Andre Derain (1880- 1954)
Of all of the artists of the Fauve, Impressionist, or any other period, the work of Andre Derain may be the hardest to recognize.
While Derain was a fundamental leader in the Fauve style, he often bounced from one style to another, from Fauvism, to Cubism to African art and towards the end of his career, Classicism. Derain covered a wide territory of styles, much to the dismay of his critics. Though gaining no distinct styling of his own, one can always note the pure saturated colors in Derain’s portraits, landscapes and still-lifes.
Perhaps the key to finding a previously un-recognized Derain work is to start by understanding his changes in painting styles. He was so erratic, that one may find it difficult to catalog one of his lost works. If there is ever any doubt, one only has to look for his unusual signature. Typically, he signed his paintings “a. Derain” with a lower-case “a” and a loopy “D” and a large tail on his “n” underlining his whole name.
The son of a famous pastry chef, Derain was born in the outskirts of Paris and initially studied to become an engineer. As a boy, he was obsessed with art and visited the Louvre often. Though Derain was partially a self-taught artist, he also took classes at the Academie Carriere in Paris, where he met Matisse. He later met and became friends with Maurice de Vlaminck, whom he rented a studio with.
From 1900-1904, Derain was in the service and produced little work. To find a piece of art signed by Derain and dated during this time would hold hight artistic and historic value. Upon his return in the fall of 1904, he exhibited along with Matisse and Vlaminck at the Salon d’Automne and Fauvism was officially born. During this time of popularity, Derain met Picasso, and also married his wife, Alice. Picasso would pose as a great influence on Derain in terms of his use of Cubism, and Cezanne would also go on to influence Derain during this time in toning down his color palate.
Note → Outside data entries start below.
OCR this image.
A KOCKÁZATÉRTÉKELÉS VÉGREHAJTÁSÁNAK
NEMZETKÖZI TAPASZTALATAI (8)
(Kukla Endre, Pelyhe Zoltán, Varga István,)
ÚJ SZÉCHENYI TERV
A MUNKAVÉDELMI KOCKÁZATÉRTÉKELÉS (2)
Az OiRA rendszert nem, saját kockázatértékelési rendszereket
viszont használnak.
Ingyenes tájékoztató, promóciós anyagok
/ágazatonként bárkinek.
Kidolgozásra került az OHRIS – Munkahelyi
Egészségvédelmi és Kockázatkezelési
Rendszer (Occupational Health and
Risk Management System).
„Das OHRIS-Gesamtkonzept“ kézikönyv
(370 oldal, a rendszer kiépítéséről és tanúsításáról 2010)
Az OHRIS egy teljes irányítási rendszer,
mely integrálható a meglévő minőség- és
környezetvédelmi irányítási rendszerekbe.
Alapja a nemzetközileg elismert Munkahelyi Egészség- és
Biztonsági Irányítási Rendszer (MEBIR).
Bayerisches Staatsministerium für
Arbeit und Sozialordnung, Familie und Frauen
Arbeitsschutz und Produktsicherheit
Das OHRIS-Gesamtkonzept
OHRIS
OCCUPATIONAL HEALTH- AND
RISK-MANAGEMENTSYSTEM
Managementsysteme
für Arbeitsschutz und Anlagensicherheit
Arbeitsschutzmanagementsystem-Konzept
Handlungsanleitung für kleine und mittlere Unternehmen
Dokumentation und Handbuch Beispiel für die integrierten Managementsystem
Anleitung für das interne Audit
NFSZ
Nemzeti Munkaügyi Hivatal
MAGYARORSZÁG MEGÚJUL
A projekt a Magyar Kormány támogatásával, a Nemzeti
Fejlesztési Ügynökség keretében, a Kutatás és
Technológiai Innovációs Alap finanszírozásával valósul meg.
Among his many works were landscapes, portraits and cityscapes, such as “The Thames and Tower Bridge” in 1906. This painting fully outlines the Impressionistic influence that Cezanne placed on Derain. One of his most famous paintings “Bathers” (1906) is a perfect example of how Derain transitioned from Fauve styling to Cubism. The women in his composition are painted in the Cubist style (squared features), but he still holds on to his Fauvist color palate and tries to emulate the classics. Another London painting “Big Ben” (1906) is painted similar to yet another style, Pointillism. While this painting was done in the same year as the others, no one style is alike.
After World War I, things began to look down for Andre Derain. He fathered two illegitimate children from two different women and his relationship with his wife became bitter. In 1940, he fled his home in Chambouray, only to return and find it occupied by the Germans. He was later propositioned by a member of the German militia to paint a family portrait. Because he accepted, Derain was later accused of being a traitor and a collaborator, and his career and reputation was hurt as a result.
To add insult to injury, the public did not generally like Derains work post World War I. He had returned to Classical styling for good and lost his Fauvist “claws.” One only has to look at one of his paintings from that time, such as “Chevet de la Basilique de Sain Maximin” (1930) to see how tame and classic his style had truly become. He managed to continue his art career by creating stage sets for the ballet and by doing wood-cut illustrations for books. In 1954 he was run down by a truck near his home in Chambourcy and due to his old age, did not survive the shock of the accident. He was 74 years old. Today his work hangs in museums all over the world, like the Museum of Modern Art in New York City.